A few years ago the shacks — made of cardboard, tin, plastic tarps, bottles, containers, tyres, mud, whatever could be found — had spilled out and were encroaching on the highway itself, Greg tells me. There was a clearance in the last year or two, so that foreign tourists wouldn’t be so disturbed.

At the winery we park alongside one of the original seventeenth-century buildings, newly whitewashed, and find a table in the shade near a pond to spread out our picnic. Dylan makes chicken noises and Greg says in a gentle voice, ‘Those are ducks, baby. What noise do ducks make?’ Quacks instead of cheeps. We open a bottle of wine, give Dylan a cup of juice, and eat salads and sandwiches while he plays. He isn’t hungry. He’s been eating since breakfast.

I look up at the outcropping of rock on the mountain. The sun is so close it feels like a weight bearing down against me. The air smells like my childhood, like my parents, the home I grew up in — aloes and wood smoke, fynbos and pungent pollens that are as much like animal as plant, pollens and dust that leave marks on the pages of books and settle into the surfaces of objects with such permanence that the smell never goes away. I remember my parents obsessively dusting their books, wrapping the covers in plastic to protect them, watching the gradual decay they could only forestall temporarily. Books meant everything to them, books in false wrappers, ranks of dangerous books hidden behind safer ones, volumes secreted under a loose board in the floor of my own bedroom. What happened to all those books? What happened to everything we possessed? I don’t have any of those things, nothing from my childhood. I have one picture of myself from infancy to early adolescence. The first continuous surviving record of my appearance begins with my arrival at my Aunt Ellen’s house, after my parents were gone, after Bernard was gone, too.

After lunch we find the chickens in the herb garden that supplies the winery’s expensive restaurant and Dylan cheeps with delight.
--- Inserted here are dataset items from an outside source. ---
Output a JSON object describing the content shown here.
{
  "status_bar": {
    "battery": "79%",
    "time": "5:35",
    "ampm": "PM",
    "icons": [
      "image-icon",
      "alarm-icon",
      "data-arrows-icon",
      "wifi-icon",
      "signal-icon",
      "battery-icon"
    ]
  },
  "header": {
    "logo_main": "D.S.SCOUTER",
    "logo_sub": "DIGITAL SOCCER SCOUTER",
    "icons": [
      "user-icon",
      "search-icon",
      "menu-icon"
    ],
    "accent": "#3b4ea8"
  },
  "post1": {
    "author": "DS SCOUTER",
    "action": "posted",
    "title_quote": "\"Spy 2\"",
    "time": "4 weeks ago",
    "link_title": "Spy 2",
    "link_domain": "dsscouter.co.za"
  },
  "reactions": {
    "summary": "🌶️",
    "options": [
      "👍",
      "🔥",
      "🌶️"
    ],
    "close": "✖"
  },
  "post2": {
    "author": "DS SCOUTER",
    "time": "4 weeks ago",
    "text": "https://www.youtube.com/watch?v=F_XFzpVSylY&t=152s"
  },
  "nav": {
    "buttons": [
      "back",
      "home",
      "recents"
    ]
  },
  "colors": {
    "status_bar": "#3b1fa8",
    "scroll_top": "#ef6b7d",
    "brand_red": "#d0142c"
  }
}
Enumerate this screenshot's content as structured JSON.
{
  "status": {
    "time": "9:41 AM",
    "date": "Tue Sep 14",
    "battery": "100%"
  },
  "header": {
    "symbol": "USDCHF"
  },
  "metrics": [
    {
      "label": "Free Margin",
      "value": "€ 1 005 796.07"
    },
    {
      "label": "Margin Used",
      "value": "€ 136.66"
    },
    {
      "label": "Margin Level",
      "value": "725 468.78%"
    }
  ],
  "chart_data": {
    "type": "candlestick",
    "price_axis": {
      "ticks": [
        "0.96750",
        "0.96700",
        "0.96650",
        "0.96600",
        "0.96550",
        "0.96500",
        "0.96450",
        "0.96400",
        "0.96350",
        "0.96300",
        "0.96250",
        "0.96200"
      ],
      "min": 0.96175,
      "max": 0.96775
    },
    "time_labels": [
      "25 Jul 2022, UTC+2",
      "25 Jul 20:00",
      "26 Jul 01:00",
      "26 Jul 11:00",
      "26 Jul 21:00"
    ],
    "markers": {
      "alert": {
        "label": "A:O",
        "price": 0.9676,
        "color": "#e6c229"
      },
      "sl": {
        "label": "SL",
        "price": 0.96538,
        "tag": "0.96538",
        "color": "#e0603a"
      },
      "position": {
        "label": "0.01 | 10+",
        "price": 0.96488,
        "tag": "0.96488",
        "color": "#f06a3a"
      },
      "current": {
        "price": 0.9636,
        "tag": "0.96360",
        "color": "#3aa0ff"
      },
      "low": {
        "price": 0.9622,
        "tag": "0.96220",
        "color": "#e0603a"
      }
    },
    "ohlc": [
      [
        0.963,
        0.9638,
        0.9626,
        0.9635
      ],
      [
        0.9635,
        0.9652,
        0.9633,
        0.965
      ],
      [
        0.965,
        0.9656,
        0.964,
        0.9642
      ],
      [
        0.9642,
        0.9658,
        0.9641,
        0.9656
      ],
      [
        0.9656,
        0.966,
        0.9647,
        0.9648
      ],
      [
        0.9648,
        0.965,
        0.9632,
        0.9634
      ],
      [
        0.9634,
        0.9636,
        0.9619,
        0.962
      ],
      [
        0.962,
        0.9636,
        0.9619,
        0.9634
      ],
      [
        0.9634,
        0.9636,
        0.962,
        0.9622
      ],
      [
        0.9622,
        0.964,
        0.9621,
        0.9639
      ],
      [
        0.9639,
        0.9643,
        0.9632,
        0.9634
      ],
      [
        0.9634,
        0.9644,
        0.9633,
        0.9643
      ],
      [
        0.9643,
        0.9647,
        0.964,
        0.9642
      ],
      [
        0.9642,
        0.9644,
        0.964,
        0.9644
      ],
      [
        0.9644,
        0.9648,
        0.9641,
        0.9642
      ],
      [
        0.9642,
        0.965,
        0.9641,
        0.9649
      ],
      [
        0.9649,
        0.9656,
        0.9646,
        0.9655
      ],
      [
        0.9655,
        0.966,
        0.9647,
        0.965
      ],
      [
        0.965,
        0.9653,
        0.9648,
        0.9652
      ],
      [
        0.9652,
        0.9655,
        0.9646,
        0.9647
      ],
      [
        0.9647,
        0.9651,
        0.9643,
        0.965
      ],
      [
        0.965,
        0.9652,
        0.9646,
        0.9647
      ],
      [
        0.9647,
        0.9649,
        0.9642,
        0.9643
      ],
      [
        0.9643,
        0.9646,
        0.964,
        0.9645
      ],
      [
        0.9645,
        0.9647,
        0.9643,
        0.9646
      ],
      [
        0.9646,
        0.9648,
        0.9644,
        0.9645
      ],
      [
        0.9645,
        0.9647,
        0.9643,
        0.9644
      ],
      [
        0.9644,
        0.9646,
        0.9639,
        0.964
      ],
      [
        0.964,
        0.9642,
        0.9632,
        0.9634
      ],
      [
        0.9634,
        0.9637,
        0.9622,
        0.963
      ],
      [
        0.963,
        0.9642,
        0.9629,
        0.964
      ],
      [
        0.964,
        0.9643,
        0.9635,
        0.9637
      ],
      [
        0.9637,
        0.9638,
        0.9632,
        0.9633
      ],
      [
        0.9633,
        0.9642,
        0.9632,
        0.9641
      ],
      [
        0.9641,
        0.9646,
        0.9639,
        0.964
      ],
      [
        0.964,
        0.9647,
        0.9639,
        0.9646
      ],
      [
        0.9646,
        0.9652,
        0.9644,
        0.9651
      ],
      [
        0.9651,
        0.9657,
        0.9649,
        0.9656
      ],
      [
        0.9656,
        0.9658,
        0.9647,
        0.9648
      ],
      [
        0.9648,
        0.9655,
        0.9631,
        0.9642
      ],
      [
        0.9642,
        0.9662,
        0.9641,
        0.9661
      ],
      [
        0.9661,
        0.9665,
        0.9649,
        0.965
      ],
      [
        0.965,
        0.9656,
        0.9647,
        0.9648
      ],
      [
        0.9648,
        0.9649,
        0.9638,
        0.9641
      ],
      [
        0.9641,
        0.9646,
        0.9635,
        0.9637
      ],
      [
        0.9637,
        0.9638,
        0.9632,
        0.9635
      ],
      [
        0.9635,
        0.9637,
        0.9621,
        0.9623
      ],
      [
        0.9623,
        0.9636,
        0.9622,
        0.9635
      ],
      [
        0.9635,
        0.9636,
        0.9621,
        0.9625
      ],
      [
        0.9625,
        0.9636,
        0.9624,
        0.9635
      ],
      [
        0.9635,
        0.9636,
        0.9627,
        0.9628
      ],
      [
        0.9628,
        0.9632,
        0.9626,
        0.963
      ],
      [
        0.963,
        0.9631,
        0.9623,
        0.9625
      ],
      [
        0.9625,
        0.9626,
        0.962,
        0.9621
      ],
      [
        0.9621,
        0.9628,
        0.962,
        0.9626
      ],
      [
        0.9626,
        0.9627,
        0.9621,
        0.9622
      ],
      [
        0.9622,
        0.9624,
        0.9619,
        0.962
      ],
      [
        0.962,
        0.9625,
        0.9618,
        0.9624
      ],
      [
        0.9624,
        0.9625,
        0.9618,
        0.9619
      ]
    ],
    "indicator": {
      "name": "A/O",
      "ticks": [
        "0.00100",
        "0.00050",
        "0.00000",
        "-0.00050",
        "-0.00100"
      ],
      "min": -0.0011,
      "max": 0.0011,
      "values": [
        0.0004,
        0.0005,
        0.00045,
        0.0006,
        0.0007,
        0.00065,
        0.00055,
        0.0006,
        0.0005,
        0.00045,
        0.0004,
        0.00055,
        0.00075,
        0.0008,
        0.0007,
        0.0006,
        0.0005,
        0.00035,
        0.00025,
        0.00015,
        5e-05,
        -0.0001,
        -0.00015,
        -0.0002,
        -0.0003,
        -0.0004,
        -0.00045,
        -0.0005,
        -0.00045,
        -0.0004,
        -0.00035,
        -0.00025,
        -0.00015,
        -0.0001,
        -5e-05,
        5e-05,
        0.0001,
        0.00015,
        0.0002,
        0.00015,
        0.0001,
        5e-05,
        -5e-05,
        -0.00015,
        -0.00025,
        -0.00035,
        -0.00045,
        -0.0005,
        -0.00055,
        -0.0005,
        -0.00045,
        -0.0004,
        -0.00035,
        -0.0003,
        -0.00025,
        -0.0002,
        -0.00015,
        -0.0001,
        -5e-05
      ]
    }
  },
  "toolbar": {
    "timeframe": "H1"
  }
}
He’s a sweet child; taking both our hands, jumping up and down excitedly, cheep cheep cheep, he looks at us both for approval.

‘He likes you,’ Greg says.

‘He’s lucky.’ I wonder if Greg knows just how lucky his son is.

On the drive back, we stop for ice cream in Stellenbosch and sit on the grass in a public park to eat. A group of students is playing football, and further away vendors are selling trinkets to tourists.

Two boys, younger than ten, eye us from a distance, and begin calling out to us. Greg calls back to them.

‘What do they want?’ I ask.

‘They’re saying, Mister, mister, please we want some of what you have.’

‘What are you saying?’

‘I’m telling them I’m sorry but they can’t have any. Maybe next time. That’s probably a mistake — the next time. They’ll want to know when next time is.’

‘I could give them mine.’

He shakes his head. ‘Then they’d want mine as well, and then Dylan’s, and then they’d want some money, and with the money they’d go buy sweets, or if we were really unlucky they’d go buy glue or something worse and hold other unsuspecting people at knifepoint while they’re high, or overdose and end up dead in the street or trafficked. It doesn’t stop. I can’t believe I said that.’

‘Are they with the vendors?’

‘No, they’re local. The vendors aren’t even from here. They’re probably all West African, or from Zim. The stuff they’re selling isn’t local either. Most of it comes out of containers from China.’

The boys keep calling, and Greg replies in a polite but firm voice. He might be talking to Dylan, whose face is now covered in melting chocolate ice cream, except I hear an edge of command in his voice that I don’t hear when he talks to Dylan or Nonyameko, or his gardener or domestic. Or if it’s not command, then it’s panic. When the boys begin to approach, more brazen, we decide it’s time to leave.

‘Can you blame them?’ he says in the car. ‘If I were them and they were us, I’d do the same. Sometimes I don’t know what to do, what’s right or wrong. It would be so much easier somewhere else.’

‘There are difficulties of one kind or another no matter where you are,’ I say. He looks at me for a moment as though he doesn’t think this is necessarily true.

Dylan sits in his high chair, drawing ducks and chickens, while we make dinner in Greg’s kitchen. I prepare a salad, he puts a roast chicken in the oven to reheat, we open a bottle of wine and are about to sit down to dinner when the dogs go crazy outside, growling and barking.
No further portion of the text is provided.